M. Miller Baker, Judge

It's often said that bad facts make bad law. This case, which involves the Department of Commerce's imposition of hefty antidumping duties on ersatz maple cabinets imported from China, certainly has bad facts.

Commerce's investigation revealed that a Chinese producer markets and sells its wooden cabinets in the United States as maple even though they are made of birch, a less costly grade of wood. To borrow a metaphor that could have been written for this case, the producer's advertising in the United States is a "complete fraud from bark to core." Aptix Corp. v. Quickturn Design Sys., Inc., 269 F.3d 1369, 1373 (Fed. Cir. 2001).

Less than amused, the Department applied "total adverse facts available"-trade law jargon for imposing the steepest possible antidumping duties because a producer has not been forthcoming in an investigation. Here, however, the producer did exactly what it was supposed to do: truthfully respond to Commerce's questions and otherwise fully cooperate. That the producer defrauded consumers is of no moment for antidumping purposes, as the Department lacks jurisdiction to police false advertising violations.

The court accordingly remands so that Commerce can rethink this one. In the meantime, the Federal Trade Commission, state Attorneys General, and the plaintiffs' class action bar may wish to take a close look at the producer's swindling of its U.S. customers.

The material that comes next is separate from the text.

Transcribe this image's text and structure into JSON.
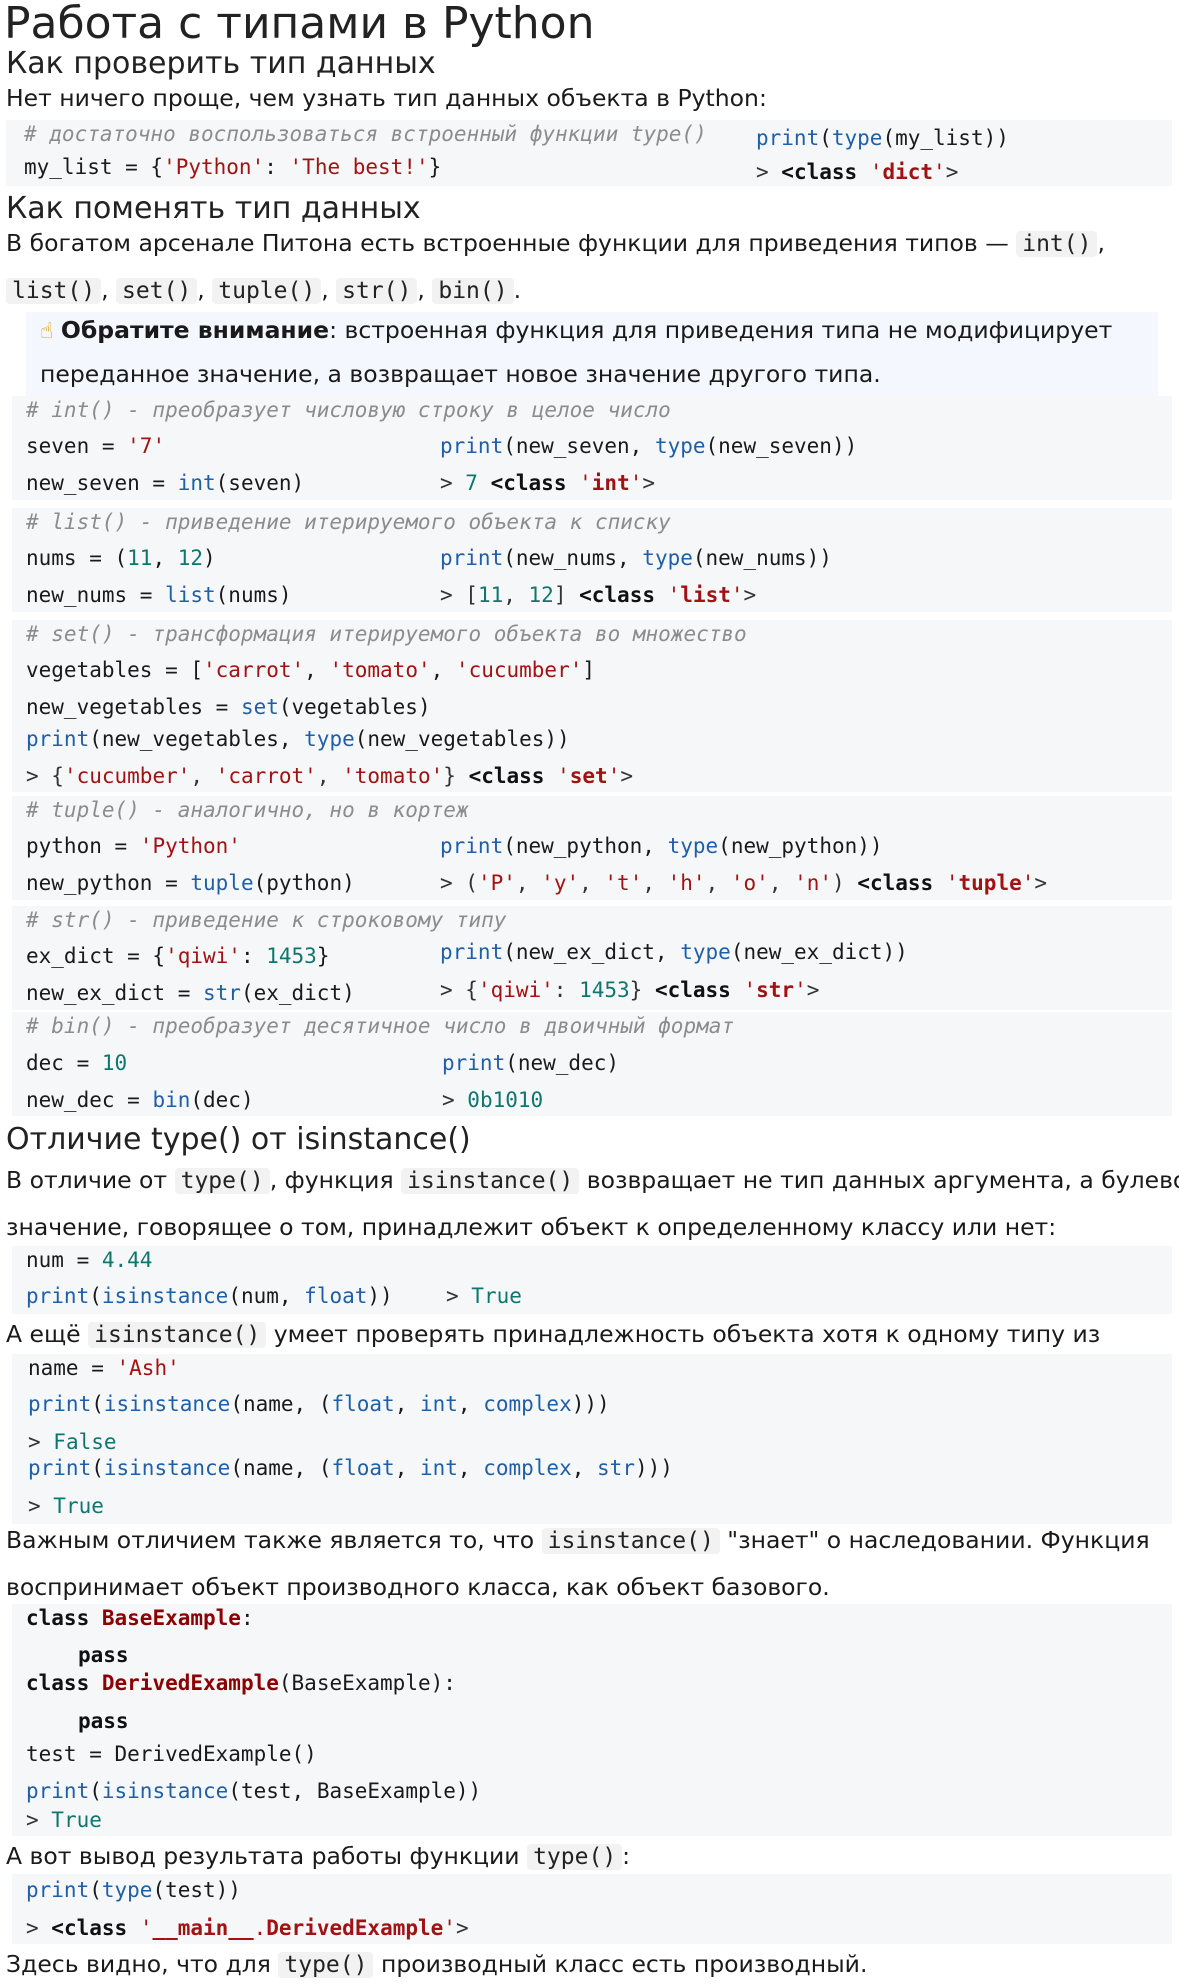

Statutory and Regulatory Background

The Tariff Act of 1930, as amended, provides a mechanism to combat dumping-the sale of imported merchandise in the United States at "less than its fair value." 19 U.S.C § 1673(1). Under that statute, domestic producers and other affected entities can petition Commerce and the International Trade Commission to investigate alleged dumping and its effects on U.S. industry. Hung Vuong Corp. v. United States, 483 F.Supp.3d 1321, 1334 (CIT 2020). If the Department determines that dumping is occurring, and the ITC determines that the dumping harms domestic industry, Commerce can impose antidumping duties on top of any other applicable duties. 19 U.S.C. §1673. These duties are "in an amount equal to the amount by which the normal value exceeds the export price (or the constructed export price) for the merchandise." Id.

To determine whether dumping is occurring, the Tariff Act requires the Department to make "a fair comparison . . . between the export price or constructed export price and normal value." Id. § 1677b(a). Thus, Commerce's dumping determination also establishes the amount of the applicable duty so long as other statutory conditions are satisfied.

A. Normal value

"Normal value" is generally "the price a producer charges in its home market." U.S. Steel Corp. v. United States, 621 F.3d 1351, 1353 (Fed. Cir. 2010); see also 19 U.S.C. § 1677b(a)(1)(B)(i) (defining normal value by reference to home market sales "in the ordinary course of trade"). In cases (such as this) involving imports from nonmarket economies, [1] the statute generally requires Commerce to determine normal value based on "the value of the factors of production utilized in producing the merchandise," combined with general overhead costs, profit, and certain other costs and expenses. See 19 U.S.C. § 1677b(c)(1). "Factors of production" include, but are not limited to, labor, raw material inputs, energy, and capital costs. Id. § 1677b(c)(3).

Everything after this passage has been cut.